Our band needs a committed drummer. We have found a temporary one for now. He's just very unreliable as we found out before. If your interested in playing classic rock from the 80's and 90's then come out an play with us to see if we are compatible. We play Fridays at the Rehearsal Factory on Front and Sherbourne.

Drummers are a very rare commodity! I have add scattered all over different sites on the internet!


----------



## Guest (Jun 21, 2016)

Lola said:


> Drummers are a very rare commodity!


Especially on a guitar forum. lol.
Good luck in your search.


----------



## Hamstrung (Sep 21, 2007)

laristotle said:


> Especially on a guitar forum. lol.


Du dum...st..


----------



## Granny Gremlin (Jun 3, 2016)

I'm a rarity; awesome (sorry OP; in too many bands already).


----------



## Lola (Nov 16, 2014)

laristotle said:


> Especially on a guitar forum. lol.
> Good luck in your search.


LOL! But someone could know of someone. 

P.S. Not on top of my game today!


----------



## JBFairthorne (Oct 11, 2014)

Here, drummers don't seem to be nearly as hard to find as bass players...


----------



## Lola (Nov 16, 2014)

I found a temporary replacement for the drummer.
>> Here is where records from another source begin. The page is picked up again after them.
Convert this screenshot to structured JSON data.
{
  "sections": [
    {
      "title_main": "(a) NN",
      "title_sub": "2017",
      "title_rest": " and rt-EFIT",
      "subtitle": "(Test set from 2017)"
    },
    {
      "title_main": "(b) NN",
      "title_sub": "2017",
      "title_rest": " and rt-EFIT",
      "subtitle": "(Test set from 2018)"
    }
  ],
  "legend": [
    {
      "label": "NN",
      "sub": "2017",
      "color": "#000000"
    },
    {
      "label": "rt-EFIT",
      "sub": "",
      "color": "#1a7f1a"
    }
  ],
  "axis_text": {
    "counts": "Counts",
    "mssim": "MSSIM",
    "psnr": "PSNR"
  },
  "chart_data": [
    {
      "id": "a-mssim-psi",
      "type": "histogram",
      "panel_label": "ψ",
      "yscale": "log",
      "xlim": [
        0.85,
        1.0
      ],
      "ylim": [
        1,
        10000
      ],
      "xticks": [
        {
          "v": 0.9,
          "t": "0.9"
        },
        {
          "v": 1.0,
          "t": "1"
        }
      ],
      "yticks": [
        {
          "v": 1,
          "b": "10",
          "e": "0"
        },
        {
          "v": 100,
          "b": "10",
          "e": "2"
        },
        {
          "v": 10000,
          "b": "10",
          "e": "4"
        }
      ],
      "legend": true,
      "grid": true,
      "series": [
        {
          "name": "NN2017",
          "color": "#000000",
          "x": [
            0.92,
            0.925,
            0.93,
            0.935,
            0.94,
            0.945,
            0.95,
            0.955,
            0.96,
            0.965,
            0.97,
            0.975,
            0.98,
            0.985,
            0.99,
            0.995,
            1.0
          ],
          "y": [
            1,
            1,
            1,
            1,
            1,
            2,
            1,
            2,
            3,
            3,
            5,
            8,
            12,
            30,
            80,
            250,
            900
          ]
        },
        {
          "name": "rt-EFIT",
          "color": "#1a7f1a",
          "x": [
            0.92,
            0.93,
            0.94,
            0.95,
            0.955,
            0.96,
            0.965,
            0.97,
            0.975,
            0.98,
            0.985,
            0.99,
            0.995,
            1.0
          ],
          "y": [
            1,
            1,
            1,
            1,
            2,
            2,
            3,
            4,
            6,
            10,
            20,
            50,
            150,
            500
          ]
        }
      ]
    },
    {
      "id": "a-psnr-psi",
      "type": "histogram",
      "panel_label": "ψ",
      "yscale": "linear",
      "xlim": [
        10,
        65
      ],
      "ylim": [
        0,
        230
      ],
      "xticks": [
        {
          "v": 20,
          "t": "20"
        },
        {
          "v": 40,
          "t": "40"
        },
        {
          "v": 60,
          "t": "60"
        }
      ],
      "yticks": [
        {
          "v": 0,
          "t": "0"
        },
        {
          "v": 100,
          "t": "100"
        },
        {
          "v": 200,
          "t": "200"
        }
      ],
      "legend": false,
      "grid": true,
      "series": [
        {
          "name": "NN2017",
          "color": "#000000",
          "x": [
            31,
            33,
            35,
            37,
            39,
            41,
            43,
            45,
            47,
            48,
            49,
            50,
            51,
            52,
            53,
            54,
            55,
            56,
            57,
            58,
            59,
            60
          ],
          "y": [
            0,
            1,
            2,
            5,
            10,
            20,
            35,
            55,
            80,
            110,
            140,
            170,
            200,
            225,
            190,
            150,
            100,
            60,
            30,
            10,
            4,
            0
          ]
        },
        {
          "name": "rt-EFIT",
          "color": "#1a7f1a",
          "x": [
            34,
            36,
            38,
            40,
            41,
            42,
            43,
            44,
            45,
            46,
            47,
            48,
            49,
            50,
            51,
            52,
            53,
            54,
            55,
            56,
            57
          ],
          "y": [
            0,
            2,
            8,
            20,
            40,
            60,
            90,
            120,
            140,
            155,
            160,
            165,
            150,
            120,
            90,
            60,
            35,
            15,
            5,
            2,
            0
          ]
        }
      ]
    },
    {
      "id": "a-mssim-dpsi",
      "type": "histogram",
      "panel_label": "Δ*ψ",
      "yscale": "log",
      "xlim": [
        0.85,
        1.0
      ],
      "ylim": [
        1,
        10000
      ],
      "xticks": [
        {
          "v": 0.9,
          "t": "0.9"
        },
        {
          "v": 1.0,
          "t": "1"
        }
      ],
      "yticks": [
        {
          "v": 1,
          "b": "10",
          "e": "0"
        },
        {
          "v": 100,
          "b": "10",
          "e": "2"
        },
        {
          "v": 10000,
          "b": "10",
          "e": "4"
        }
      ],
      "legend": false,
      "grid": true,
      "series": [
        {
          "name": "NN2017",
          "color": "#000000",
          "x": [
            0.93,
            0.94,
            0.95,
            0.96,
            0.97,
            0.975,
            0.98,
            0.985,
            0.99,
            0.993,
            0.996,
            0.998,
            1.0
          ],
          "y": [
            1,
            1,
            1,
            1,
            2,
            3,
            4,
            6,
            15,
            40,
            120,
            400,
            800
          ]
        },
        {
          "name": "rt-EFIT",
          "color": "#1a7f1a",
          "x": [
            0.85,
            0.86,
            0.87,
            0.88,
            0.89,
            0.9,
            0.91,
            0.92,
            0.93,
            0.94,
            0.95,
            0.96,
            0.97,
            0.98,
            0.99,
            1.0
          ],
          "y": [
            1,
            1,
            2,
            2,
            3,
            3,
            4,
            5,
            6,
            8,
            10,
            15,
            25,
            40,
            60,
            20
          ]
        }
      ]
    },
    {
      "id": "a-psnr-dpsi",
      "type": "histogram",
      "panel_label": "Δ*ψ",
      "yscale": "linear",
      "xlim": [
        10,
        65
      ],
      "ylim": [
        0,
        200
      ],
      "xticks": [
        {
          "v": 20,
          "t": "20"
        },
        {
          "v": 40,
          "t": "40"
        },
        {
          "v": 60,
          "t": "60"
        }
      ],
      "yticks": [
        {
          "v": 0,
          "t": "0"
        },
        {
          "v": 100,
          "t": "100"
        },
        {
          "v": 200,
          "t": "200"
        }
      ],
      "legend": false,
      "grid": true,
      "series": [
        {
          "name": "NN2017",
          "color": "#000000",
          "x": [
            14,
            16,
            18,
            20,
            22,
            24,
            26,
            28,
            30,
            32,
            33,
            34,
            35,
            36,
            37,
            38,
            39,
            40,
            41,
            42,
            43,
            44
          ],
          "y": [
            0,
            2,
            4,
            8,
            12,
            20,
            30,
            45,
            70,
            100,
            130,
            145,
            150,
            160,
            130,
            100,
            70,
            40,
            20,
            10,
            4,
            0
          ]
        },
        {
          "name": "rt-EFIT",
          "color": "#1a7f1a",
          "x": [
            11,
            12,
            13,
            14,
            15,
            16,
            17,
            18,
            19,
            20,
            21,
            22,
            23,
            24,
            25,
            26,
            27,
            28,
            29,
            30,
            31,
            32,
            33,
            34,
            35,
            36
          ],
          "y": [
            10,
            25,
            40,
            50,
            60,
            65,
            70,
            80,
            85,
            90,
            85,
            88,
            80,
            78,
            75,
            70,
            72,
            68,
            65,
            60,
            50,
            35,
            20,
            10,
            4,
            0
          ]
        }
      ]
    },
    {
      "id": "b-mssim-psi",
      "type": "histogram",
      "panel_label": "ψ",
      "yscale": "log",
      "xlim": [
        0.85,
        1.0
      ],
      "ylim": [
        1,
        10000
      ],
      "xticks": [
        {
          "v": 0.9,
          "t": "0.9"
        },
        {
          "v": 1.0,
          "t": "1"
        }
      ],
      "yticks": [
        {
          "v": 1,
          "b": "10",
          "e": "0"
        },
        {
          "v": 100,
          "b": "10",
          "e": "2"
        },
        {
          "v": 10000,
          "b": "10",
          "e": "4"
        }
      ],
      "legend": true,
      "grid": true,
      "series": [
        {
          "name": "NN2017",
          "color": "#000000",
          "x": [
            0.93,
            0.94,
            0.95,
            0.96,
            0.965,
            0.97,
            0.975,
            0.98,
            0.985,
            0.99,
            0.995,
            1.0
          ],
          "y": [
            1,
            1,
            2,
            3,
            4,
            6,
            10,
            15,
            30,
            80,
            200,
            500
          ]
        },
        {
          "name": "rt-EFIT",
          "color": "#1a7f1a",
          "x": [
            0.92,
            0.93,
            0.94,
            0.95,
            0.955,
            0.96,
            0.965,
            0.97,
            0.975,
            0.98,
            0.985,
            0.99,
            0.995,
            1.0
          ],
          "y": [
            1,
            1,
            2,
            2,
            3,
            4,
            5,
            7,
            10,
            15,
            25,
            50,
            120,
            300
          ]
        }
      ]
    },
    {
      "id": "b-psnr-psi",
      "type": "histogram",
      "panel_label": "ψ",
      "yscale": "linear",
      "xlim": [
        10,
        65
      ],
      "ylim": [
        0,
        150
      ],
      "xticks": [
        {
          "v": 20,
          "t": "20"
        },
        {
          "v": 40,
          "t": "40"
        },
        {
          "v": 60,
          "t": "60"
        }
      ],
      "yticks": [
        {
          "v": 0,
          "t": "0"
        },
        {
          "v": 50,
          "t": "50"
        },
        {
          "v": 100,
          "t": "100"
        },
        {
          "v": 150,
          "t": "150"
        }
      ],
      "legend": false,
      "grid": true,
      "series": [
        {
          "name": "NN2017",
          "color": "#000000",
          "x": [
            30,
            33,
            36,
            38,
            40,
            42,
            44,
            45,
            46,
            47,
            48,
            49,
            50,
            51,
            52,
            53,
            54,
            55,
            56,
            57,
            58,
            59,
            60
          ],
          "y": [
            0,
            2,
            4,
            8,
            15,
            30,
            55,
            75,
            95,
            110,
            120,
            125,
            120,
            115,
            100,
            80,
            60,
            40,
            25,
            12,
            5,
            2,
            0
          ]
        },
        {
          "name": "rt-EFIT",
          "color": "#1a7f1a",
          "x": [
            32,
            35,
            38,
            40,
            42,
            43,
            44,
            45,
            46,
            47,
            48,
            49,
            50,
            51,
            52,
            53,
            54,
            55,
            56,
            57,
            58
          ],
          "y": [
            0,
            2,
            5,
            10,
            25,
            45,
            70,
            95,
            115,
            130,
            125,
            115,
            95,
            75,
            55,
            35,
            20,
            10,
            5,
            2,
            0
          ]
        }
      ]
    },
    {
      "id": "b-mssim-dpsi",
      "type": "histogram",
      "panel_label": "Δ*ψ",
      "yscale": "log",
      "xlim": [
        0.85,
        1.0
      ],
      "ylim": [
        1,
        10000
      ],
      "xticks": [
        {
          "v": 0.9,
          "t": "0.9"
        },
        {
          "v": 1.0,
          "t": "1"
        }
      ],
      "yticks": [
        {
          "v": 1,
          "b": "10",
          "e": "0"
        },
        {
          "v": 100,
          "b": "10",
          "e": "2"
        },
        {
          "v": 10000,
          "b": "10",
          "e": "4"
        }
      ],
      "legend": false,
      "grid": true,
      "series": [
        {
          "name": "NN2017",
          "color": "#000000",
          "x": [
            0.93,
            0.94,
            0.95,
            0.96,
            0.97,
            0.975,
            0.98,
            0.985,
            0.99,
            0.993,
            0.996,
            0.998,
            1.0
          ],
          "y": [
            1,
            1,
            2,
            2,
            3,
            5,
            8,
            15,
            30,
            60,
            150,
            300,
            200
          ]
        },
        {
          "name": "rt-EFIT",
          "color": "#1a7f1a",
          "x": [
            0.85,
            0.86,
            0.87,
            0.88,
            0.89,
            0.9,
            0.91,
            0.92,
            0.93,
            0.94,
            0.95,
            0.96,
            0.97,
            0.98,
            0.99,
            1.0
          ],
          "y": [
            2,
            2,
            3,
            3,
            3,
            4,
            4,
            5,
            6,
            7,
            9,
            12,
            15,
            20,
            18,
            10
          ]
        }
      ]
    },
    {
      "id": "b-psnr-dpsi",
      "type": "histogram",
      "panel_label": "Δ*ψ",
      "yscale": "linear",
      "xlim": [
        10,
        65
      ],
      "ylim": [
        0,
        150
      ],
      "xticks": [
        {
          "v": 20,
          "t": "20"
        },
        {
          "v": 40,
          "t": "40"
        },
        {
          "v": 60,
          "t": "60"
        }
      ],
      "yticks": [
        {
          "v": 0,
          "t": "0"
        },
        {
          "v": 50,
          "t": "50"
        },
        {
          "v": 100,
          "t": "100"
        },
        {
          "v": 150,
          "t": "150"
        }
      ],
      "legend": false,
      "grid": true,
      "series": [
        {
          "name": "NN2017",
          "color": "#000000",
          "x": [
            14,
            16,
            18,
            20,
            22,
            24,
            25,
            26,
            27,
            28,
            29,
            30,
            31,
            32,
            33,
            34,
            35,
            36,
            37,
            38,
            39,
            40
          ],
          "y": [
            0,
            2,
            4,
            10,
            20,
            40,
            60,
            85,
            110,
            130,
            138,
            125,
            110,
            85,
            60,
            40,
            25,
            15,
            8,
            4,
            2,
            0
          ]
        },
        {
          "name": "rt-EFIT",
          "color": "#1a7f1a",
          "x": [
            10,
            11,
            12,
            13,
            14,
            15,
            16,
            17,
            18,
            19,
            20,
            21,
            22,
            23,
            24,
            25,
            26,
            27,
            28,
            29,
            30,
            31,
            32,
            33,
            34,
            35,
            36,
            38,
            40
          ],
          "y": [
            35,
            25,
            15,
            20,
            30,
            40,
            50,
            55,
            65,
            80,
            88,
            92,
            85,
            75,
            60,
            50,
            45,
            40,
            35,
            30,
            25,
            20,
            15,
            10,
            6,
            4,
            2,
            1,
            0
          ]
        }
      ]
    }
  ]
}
He used to play guitar with us but sold it! He plays drums and said he would come help us out for the rest of the summer if need be. I still am on a mission to find a permanent replacement. I joined BandMix.ca and put some shout outs on that. I have some people as well that I have networked with that I can ask!


----------



## sulphur (Jun 2, 2011)




----------



## djmarcelca (Aug 2, 2012)

Here's your fill in


----------



## Lola (Nov 16, 2014)

djmarcelca said:


> Here's your fill in



Amazing! _ I want one NOW! _Seriously am looking into this right now! Thanks so much for the heads up. Exciting technology


----------



## BSTheTech (Sep 30, 2015)

Lola said:


> Amazing! _ I want one NOW! _Seriously am looking into this right now! Thanks so much for the heads up. Exciting technology



A Trio will give you a bass player as well. 

DigiTech TRIO


----------



## djmarcelca (Aug 2, 2012)

Lola said:


> Amazing! _ I want one NOW! _Seriously am looking into this right now! Thanks so much for the heads up. Exciting technology


If you get one let me know how well it works or doesn't. 
I've been playing with the idea of getting one as well


----------



## Lola (Nov 16, 2014)

I looked into them and brand new their just out of my budget! The one at L & M is $420 before taxes. I will looked for used on Kijiji!


----------



## GTmaker (Apr 24, 2006)

this has to be the most stupid suggestion I have seen on this forum...congrats...

G.



djmarcelca said:


> Here's your fill in


----------



## djmarcelca (Aug 2, 2012)

GTmaker said:


> this has to be the most stupid suggestion I have seen on this forum...congrats...
> 
> G.


The O.P. Seemed to like it.


----------



## vadsy (Dec 2, 2010)




----------



## Guest (Jun 27, 2016)

Patience Lola.
There's plenty of drummers out there.
Have you looked at all the 'drummer available/looking for a band' ads on bandmix/kijiji, elsewhere?
or are you just waiting for someone to answer your ad?


----------



## Lola (Nov 16, 2014)

Nah I got someone! Sorry, it was such a stupid question GT maker! I was so desperate to find a drummer that I didn't even think about posting here! 

We have a kick ass drummer! I was really proactive in my search.


----------



## Lola (Nov 16, 2014)

I did join BandMix.ca! The only catch with that is, in order to contact members your have to have a premium acct. I just left my email address in my profile. That's such a scam! 

I got an notification from another Toronto band asking me if I would like to join them. Surprised! Good for the ego!


----------



## Guest (Jun 29, 2016)

Nothing wrong with another project on the side.


----------



## Lola (Nov 16, 2014)

laristotle said:


> Nothing wrong with another project on the side.



The only problem is time. I can't dedicate anymore time! Now if I didn't have to work!


----------